Package: python3-simplebayes
Architecture: all
Depends: ${python3:Depends}, ${misc:Depends}
Suggests: python-simplebayes-doc
Description: Naive bayesian text classifier for Python 3
 A memory-based, optional-persistence naive bayesian text classifier.
 This work is heavily inspired by the Python "redisbayes" module found here:
 https://github.com/jart/redisbayes and https://pypi.python.org/pypi/redisbayes
 This was written to alleviate the network/time requirements when
 using the bayesian classifier to classify large sets of text, or when
 attempting to train with very large sets of sample data.
 .
 This package installs the library for Python 3.

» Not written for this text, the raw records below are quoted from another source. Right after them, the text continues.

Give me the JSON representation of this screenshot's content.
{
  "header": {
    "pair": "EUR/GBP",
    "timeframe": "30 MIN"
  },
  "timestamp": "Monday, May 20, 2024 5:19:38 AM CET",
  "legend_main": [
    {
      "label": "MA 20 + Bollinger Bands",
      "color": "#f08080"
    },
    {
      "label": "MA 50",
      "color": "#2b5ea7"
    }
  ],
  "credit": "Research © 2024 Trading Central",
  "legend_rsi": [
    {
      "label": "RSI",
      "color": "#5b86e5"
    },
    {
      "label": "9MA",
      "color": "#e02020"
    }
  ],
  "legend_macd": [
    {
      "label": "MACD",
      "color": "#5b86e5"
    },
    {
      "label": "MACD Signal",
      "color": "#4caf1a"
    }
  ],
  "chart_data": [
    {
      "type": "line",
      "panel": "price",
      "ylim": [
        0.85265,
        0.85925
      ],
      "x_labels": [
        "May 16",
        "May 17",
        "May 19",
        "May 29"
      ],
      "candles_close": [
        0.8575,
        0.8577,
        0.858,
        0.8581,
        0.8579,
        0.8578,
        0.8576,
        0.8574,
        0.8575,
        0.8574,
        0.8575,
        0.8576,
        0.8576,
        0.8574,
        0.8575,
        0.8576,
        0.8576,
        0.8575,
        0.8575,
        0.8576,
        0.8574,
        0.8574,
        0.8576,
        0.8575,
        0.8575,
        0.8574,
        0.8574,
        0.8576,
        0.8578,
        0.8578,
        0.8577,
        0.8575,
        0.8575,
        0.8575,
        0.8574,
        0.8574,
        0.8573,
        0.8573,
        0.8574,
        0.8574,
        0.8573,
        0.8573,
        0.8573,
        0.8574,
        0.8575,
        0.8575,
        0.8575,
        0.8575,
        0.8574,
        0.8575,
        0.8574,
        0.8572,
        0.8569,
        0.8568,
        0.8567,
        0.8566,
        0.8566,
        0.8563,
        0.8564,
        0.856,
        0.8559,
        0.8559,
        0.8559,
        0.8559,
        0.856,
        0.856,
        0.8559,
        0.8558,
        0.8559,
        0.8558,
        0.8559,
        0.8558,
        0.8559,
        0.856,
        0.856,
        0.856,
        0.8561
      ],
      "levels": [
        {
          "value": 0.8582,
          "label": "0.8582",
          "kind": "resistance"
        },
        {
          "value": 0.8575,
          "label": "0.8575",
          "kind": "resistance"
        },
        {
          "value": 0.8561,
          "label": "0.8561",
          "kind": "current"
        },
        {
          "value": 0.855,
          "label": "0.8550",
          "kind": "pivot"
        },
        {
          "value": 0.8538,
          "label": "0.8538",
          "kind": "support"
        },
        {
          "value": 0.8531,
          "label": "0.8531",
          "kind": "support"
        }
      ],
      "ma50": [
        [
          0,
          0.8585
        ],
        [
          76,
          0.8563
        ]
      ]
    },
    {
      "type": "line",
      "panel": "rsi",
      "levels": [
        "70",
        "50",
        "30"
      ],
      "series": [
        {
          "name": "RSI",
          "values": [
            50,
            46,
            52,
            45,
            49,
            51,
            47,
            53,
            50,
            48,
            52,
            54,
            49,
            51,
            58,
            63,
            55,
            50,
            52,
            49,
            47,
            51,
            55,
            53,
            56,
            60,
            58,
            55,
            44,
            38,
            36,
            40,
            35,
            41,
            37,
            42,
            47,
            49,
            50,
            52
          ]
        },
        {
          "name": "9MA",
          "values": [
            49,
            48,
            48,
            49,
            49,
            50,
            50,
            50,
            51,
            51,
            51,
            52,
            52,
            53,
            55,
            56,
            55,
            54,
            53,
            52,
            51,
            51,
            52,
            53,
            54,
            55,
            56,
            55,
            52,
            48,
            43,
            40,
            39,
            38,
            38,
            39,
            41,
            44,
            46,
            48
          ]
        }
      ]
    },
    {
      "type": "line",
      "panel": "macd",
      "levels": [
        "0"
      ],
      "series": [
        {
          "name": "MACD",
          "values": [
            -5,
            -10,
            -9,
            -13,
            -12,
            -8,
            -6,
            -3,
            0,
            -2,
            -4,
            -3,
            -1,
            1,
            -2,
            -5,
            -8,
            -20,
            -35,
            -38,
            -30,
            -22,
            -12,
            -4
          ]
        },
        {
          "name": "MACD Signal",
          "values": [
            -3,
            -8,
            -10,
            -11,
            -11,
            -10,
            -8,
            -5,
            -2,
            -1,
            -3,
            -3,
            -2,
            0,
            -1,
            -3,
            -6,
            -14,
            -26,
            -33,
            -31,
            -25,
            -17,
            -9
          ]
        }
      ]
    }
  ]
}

Package: python-simplebayes-doc
Architecture: all
Section: doc
Depends: ${sphinxdoc:Depends}, ${misc:Depends}, libjs-jquery, libjs-underscore
Description: Naive bayesian text classifier - documentation
 A memory-based, optional-persistence naive bayesian text classifier.
 This work is heavily inspired by the Python "redisbayes" module found here:
 https://github.com/jart/redisbayes and https://pypi.python.org/pypi/redisbayes
 This was written to alleviate the network/time requirements when
 using the bayesian classifier to classify large sets of text, or when
 attempting to train with very large sets of sample data.
 .
 This is the common documentation package.